Latin syllables flow out of me as I work the spells together into something new, twisting the wand through the air, forming sigils between our bodies.

“Cute trick,” the Horned God replies.

He’s confident until he tries to take a step and his hoof does not rise from the ground. The vines might be his trick, but this is mine. The ground rises to engulf him, his muscles hardening and turning to stone.

His smile is gone, features shifting into a terrifying frown. I keep the pressure on him, sending the magic up to his knees and the loincloth.

“It’s a trick that’s going to land you on your ass,” I whisper.

Unfortunately for me, getting cocky is not the solution.

Summoning his strength, the Horned God lifts his leg at last and cracks the spell holding him.

His answering hit sends me on my backside and pain shoots from my tailbone up my spine. For every bit of ground I gain, he knocks me back. Again, and again.

“Enough of this,” he snaps.

I’ve got the spell to turn him to stone ready to go again, if only I can get access to the deepest parts of the well of my power. No time. Not enough time, I think in a flash, the seconds disappearing as the Horned God swivels and reaches out for a body behind him.

He’s going for Theo.

Adrenaline courses through me and without thought, without a plan, I grab my book from the bag at my feet.
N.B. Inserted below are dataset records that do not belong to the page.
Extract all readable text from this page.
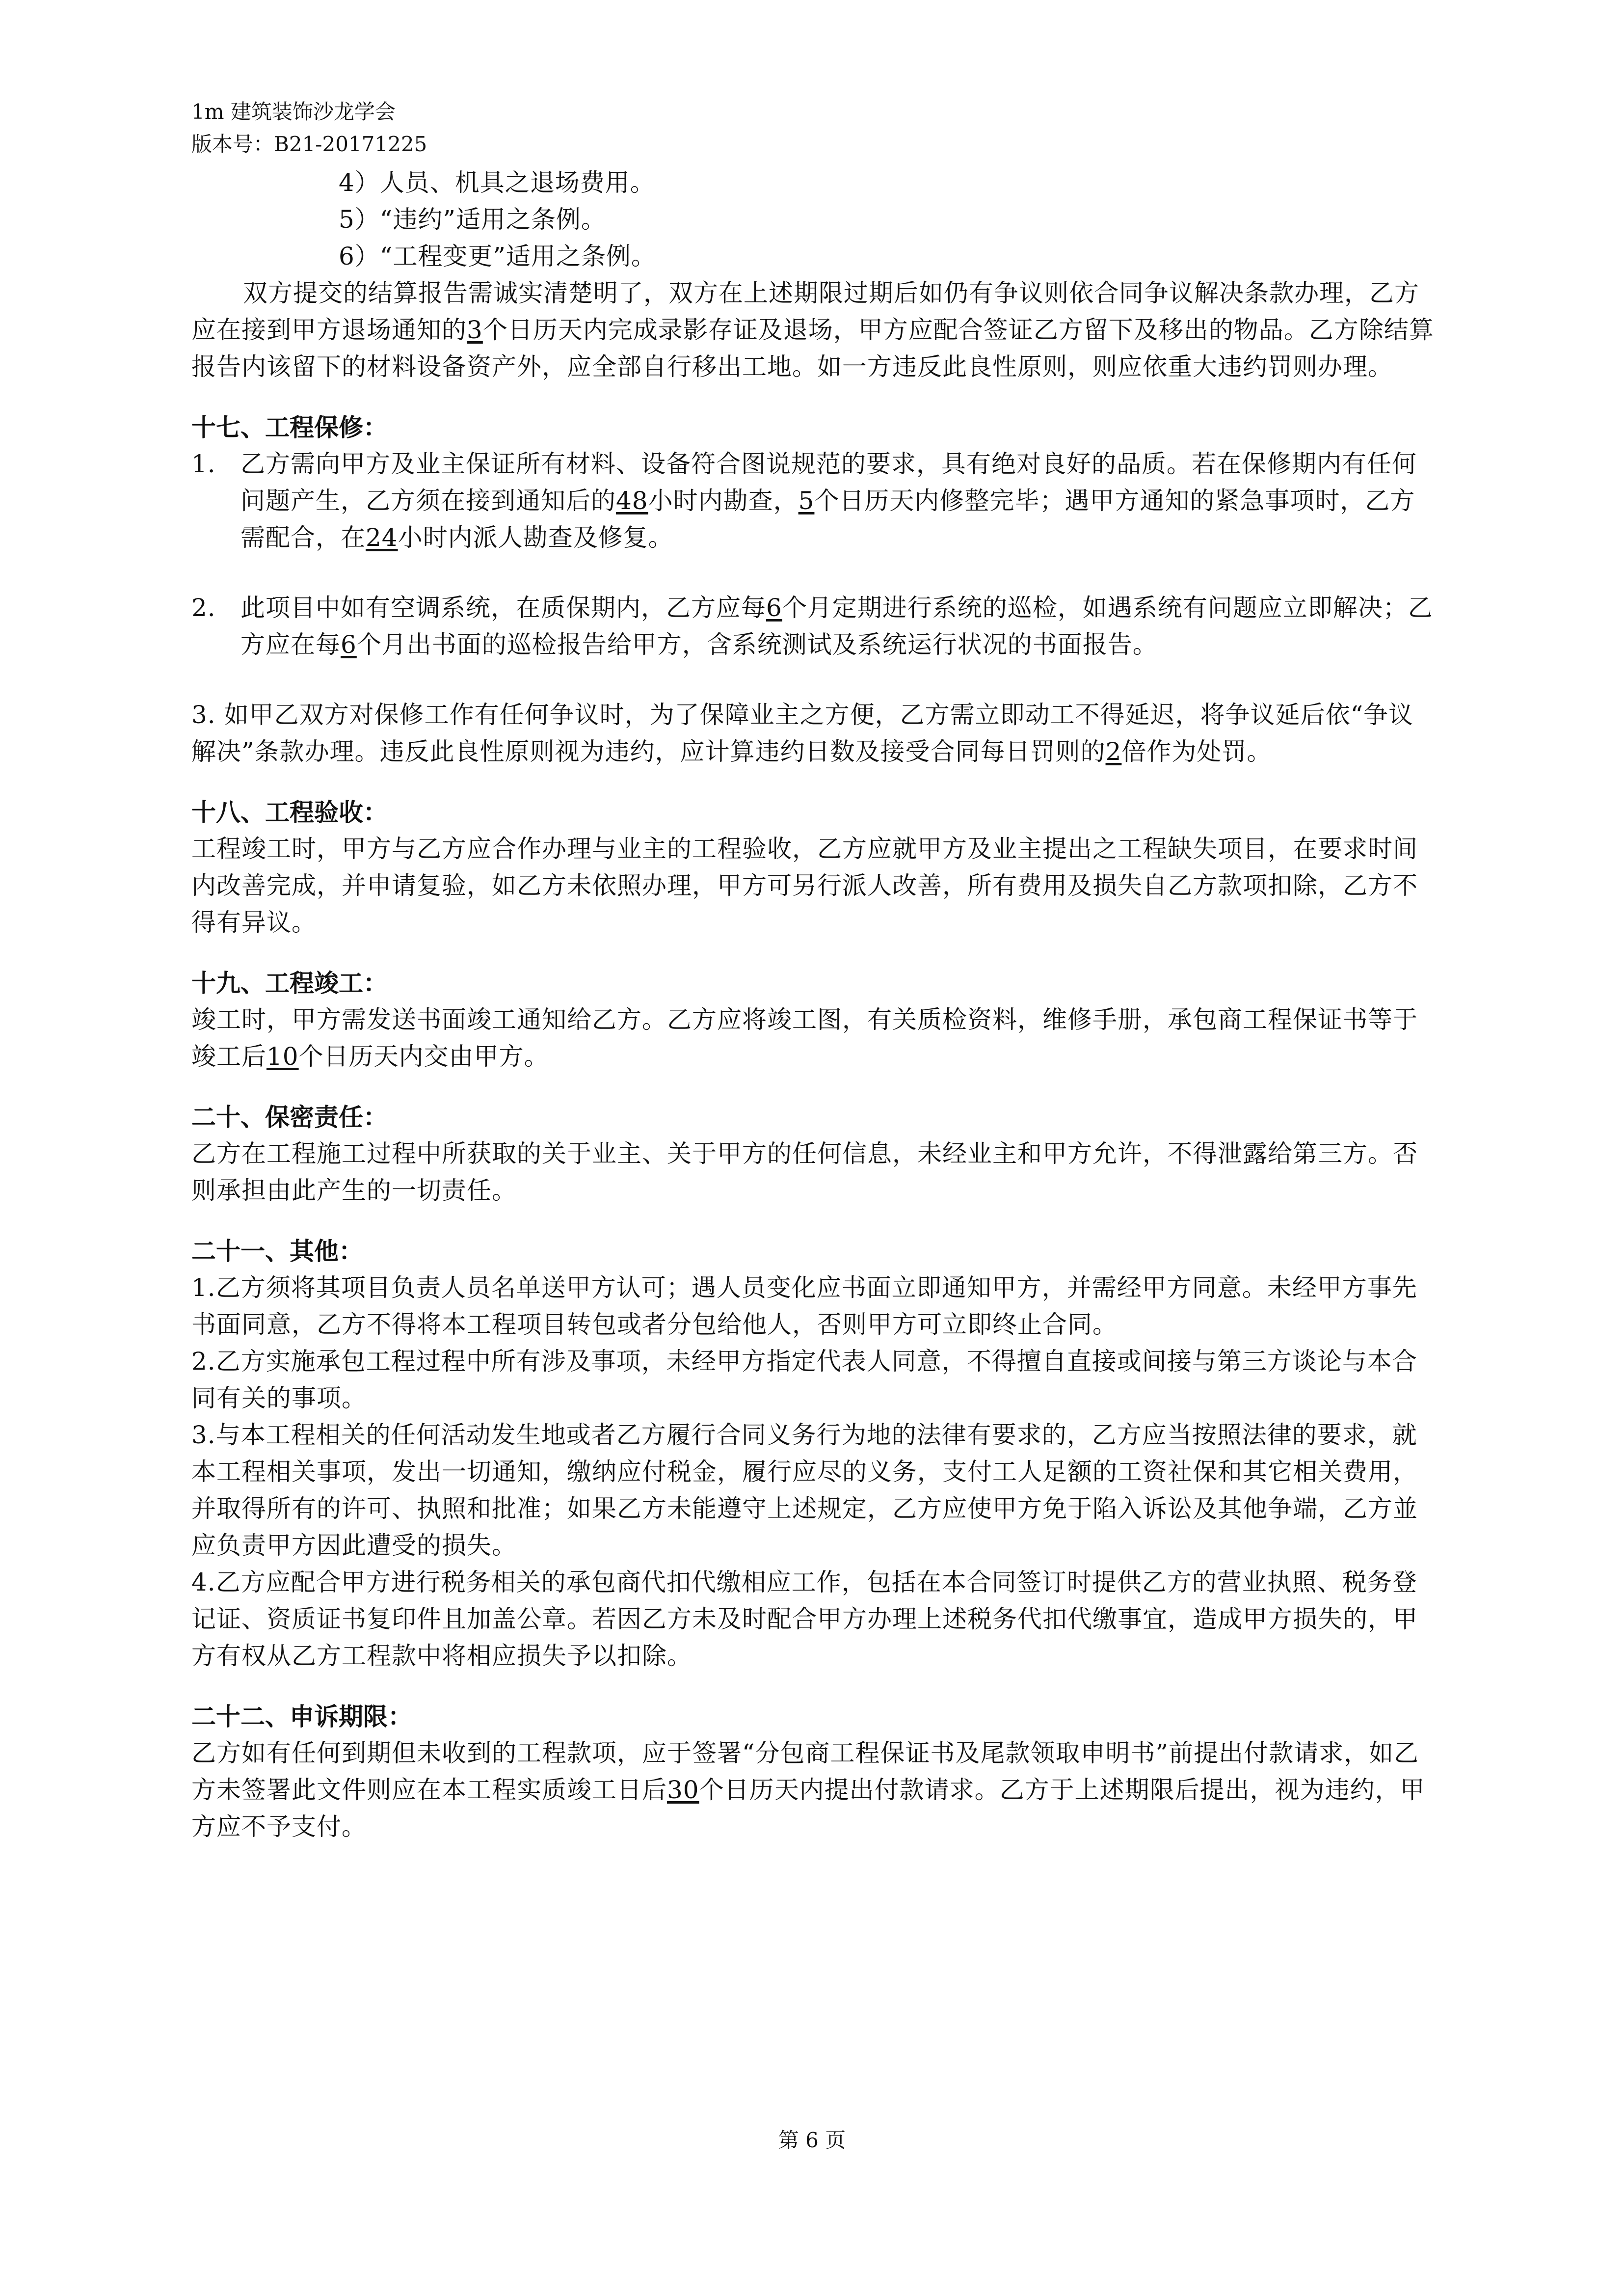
1m 建筑装饰沙龙学会
版本号：B21-20171225
4）人员、机具之退场费用。
5）“违约”适用之条例。
6）“工程变更”适用之条例。
双方提交的结算报告需诚实清楚明了，双方在上述期限过期后如仍有争议则依合同争议解决条款办理，乙方应在接到甲方退场通知的3个日历天内完成录影存证及退场，甲方应配合签证乙方留下及移出的物品。乙方除结算报告内该留下的材料设备资产外，应全部自行移出工地。如一方违反此良性原则，则应依重大违约罚则办理。
十七、工程保修：
1.	乙方需向甲方及业主保证所有材料、设备符合图说规范的要求，具有绝对良好的品质。若在保修期内有任何问题产生，乙方须在接到通知后的48小时内勘查，5个日历天内修整完毕；遇甲方通知的紧急事项时，乙方需配合，在24小时内派人勘查及修复。
2.	此项目中如有空调系统，在质保期内，乙方应每6个月定期进行系统的巡检，如遇系统有问题应立即解决；乙方应在每6个月出书面的巡检报告给甲方，含系统测试及系统运行状况的书面报告。
3. 如甲乙双方对保修工作有任何争议时，为了保障业主之方便，乙方需立即动工不得延迟，将争议延后依“争议解决”条款办理。违反此良性原则视为违约，应计算违约日数及接受合同每日罚则的2倍作为处罚。
十八、工程验收：
工程竣工时，甲方与乙方应合作办理与业主的工程验收，乙方应就甲方及业主提出之工程缺失项目，在要求时间内改善完成，并申请复验，如乙方未依照办理，甲方可另行派人改善，所有费用及损失自乙方款项扣除，乙方不得有异议。
十九、工程竣工：
竣工时，甲方需发送书面竣工通知给乙方。乙方应将竣工图，有关质检资料，维修手册，承包商工程保证书等于竣工后10个日历天内交由甲方。
二十、保密责任：
乙方在工程施工过程中所获取的关于业主、关于甲方的任何信息，未经业主和甲方允许，不得泄露给第三方。否则承担由此产生的一切责任。
二十一、其他：
1.乙方须将其项目负责人员名单送甲方认可；遇人员变化应书面立即通知甲方，并需经甲方同意。未经甲方事先书面同意，乙方不得将本工程项目转包或者分包给他人，否则甲方可立即终止合同。
2.乙方实施承包工程过程中所有涉及事项，未经甲方指定代表人同意，不得擅自直接或间接与第三方谈论与本合同有关的事项。
3.与本工程相关的任何活动发生地或者乙方履行合同义务行为地的法律有要求的，乙方应当按照法律的要求，就本工程相关事项，发出一切通知，缴纳应付税金，履行应尽的义务，支付工人足额的工资社保和其它相关费用，并取得所有的许可、执照和批准；如果乙方未能遵守上述规定，乙方应使甲方免于陷入诉讼及其他争端，乙方並应负责甲方因此遭受的损失。
4.乙方应配合甲方进行税务相关的承包商代扣代缴相应工作，包括在本合同签订时提供乙方的营业执照、税务登记证、资质证书复印件且加盖公章。若因乙方未及时配合甲方办理上述税务代扣代缴事宜，造成甲方损失的，甲方有权从乙方工程款中将相应损失予以扣除。
二十二、申诉期限：
乙方如有任何到期但未收到的工程款项，应于签署“分包商工程保证书及尾款领取申明书”前提出付款请求，如乙方未签署此文件则应在本工程实质竣工日后30个日历天内提出付款请求。乙方于上述期限后提出，视为违约，甲方应不予支付。
第 6 页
“You can’t have him!” I scream.

The spell is one I’ve utilized a thousand times to send me into the story and as I toss out my favorite highlander romance novel, it sucks Theo into it through a bright portal of light. His mouth rounds in a plea before he disappears.

At least in there he’ll be safe.

“If I can’t have your boyfriend then I’ll take the others.”
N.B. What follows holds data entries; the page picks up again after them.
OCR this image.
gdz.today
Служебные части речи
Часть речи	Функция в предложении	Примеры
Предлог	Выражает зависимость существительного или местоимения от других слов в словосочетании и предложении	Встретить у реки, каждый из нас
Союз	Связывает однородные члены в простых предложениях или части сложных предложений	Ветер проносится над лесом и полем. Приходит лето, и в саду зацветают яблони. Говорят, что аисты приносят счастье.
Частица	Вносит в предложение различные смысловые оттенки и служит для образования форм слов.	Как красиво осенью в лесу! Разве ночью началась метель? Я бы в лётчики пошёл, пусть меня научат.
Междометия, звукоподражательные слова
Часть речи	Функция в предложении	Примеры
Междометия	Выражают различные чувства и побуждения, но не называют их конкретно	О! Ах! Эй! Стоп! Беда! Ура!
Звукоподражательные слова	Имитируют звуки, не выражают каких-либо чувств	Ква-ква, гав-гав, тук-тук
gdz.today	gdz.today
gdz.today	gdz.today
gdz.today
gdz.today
The Horned God goes after Blaire, and Atlas, his fist raised to smash them with the long branch materializing in his hand.

“You’re not going to touch any of them.” I repeat the spell and suck each one of them into the novel with Theo.

Until the Horned God takes Remi by the throat.

“Poor girl. Always a step behind and not realizing when she’s been beat,” he says.

Choking, Remi reaches up to grip his wrist, to get him to let her go. Her feet kick against the open air.

He snaps the fingers of his opposite hand and releases the rest of the coven from their positions.

“Attack her.” It’s a simple command.

They launch into an attack, fueled by his magic, and I have no more time to pull tricks out of a hat. Summoning every bit of power at my disposal, I grow my own barrier around us, me and the Horned God and Remi to keep the coven out. The shield shimmers into place with the glow of a setting sun and, even more surprisingly, holds.